I'm very much a newbie in NLP, so please accept my apologies if this is an obvious question, the wrong place to ask it or any other error I could be making.

I am considering using NLP for some subset of real-time spam detection in real-time chat. The general idea would be to observe semantic clusters forming in real-time, as they could indicate activation of a wave of spambots. This, by itself, won't be sufficient to indicate that it's spam but I suspect that it would be an interesting data point in the process.

More specifically:

  • my system receives text messages in real-time (e.g. thousands to tens of thousands per second);
  • I would like to classify them and see if semantic clusters emerge;
  • I will need to cleanup the data regularly (e.g. remove everything that's older than one hour) to avoid retaining potential private data;
  • I cannot rely on external services for privacy reasons, so whatever happens, I'll need to write code. I'm fine with that.

I figure that I need to encode my text messages into vectors, using e.g. BERT or some other existing model. So far, so good. My difficulties are:

  • real-time classification of a growing dataset, with an unknown number of clusters (I'll be able to experiment with the distance, though);
  • regular cleanup.

Are there any well-known algorithms or libraries that I should look at?

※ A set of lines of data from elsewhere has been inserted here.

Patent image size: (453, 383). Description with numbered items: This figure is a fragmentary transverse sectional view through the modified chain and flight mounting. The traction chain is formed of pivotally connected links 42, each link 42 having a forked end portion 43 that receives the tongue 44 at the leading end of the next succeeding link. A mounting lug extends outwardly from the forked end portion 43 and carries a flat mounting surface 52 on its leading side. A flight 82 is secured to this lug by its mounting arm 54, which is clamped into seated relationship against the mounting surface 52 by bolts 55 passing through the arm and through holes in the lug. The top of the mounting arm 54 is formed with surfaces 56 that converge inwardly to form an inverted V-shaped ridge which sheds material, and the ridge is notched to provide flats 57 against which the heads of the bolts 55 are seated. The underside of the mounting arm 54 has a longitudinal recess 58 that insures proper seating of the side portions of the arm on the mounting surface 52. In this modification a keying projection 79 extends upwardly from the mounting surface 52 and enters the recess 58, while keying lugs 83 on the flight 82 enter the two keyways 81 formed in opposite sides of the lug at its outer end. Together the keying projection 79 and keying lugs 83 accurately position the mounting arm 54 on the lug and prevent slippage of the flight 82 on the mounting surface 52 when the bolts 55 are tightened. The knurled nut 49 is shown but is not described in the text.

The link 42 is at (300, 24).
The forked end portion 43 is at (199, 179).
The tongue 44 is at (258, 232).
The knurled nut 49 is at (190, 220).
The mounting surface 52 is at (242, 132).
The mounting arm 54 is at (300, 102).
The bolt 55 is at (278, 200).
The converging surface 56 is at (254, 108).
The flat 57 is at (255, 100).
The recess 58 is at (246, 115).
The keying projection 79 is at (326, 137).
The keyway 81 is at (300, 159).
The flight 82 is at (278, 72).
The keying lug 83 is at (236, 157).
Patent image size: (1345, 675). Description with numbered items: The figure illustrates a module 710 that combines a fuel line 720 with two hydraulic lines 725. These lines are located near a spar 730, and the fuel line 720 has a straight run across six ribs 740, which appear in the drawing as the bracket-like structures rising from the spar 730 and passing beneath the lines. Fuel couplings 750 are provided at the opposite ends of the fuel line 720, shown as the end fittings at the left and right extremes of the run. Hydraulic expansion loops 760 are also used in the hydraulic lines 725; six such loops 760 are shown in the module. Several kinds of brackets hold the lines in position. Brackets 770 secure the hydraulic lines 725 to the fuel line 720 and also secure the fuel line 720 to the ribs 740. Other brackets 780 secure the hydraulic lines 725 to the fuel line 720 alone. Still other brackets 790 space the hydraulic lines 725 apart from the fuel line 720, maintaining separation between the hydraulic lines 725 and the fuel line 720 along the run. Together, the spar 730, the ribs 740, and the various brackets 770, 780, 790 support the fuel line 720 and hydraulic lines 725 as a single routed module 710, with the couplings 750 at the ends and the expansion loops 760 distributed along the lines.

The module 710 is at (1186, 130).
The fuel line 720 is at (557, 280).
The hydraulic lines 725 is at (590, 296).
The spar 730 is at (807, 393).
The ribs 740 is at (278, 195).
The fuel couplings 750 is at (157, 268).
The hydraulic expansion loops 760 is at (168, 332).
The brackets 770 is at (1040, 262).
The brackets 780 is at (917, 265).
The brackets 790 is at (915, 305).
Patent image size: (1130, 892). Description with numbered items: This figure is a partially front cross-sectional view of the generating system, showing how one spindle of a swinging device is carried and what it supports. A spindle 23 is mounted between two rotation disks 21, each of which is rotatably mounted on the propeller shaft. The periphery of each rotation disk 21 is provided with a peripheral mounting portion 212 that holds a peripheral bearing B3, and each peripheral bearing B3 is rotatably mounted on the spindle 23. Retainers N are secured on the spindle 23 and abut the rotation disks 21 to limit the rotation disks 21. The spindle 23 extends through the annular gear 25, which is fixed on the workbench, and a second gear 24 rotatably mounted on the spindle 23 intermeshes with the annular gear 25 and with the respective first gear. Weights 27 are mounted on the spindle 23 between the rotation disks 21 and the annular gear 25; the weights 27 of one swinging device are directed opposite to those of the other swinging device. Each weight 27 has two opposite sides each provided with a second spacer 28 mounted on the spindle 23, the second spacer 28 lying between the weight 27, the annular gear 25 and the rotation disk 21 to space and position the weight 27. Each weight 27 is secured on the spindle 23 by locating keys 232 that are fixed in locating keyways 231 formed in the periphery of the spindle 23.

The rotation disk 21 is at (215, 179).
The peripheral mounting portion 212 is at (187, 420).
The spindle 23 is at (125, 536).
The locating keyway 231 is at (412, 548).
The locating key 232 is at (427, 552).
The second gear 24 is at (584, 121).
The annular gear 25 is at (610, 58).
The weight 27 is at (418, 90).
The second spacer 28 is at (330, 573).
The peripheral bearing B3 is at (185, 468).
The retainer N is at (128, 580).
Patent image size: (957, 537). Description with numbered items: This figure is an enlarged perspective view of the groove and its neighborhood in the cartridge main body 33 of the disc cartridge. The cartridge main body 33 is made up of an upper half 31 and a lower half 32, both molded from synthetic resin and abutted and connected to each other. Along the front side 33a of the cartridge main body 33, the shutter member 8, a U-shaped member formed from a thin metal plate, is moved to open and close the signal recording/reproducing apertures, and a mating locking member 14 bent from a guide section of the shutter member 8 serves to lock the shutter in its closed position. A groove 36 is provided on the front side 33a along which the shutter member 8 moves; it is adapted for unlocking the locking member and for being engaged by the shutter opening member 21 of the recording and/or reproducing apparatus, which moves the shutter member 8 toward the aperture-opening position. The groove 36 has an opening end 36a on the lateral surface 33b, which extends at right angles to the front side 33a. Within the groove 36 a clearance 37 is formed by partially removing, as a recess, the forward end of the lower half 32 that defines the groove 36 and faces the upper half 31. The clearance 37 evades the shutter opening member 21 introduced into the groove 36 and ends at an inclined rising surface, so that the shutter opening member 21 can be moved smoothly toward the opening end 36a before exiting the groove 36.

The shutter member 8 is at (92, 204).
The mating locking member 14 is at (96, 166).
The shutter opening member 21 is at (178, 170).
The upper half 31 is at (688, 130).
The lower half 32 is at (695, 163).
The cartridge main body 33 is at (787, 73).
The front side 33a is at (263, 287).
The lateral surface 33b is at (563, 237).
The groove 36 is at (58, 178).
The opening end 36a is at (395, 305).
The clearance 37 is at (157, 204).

I'm not afraid to code and optimize my code, if I have a good reason to believe that it's going to work.

Yoric
  • 121
  • 3

1 Answers1

2

This looks like a problem of topic modelling: unsupervised clustering based distributional semantics.

  • For the issue of the unknown number of clusters, HDP is certainly a good option.
  • For analyzing the changing behaviour, there are dynamic topic models which can represent this, in particular D-LDA, DETM.
Erwan
  • 24,823
  • 3
  • 13
  • 34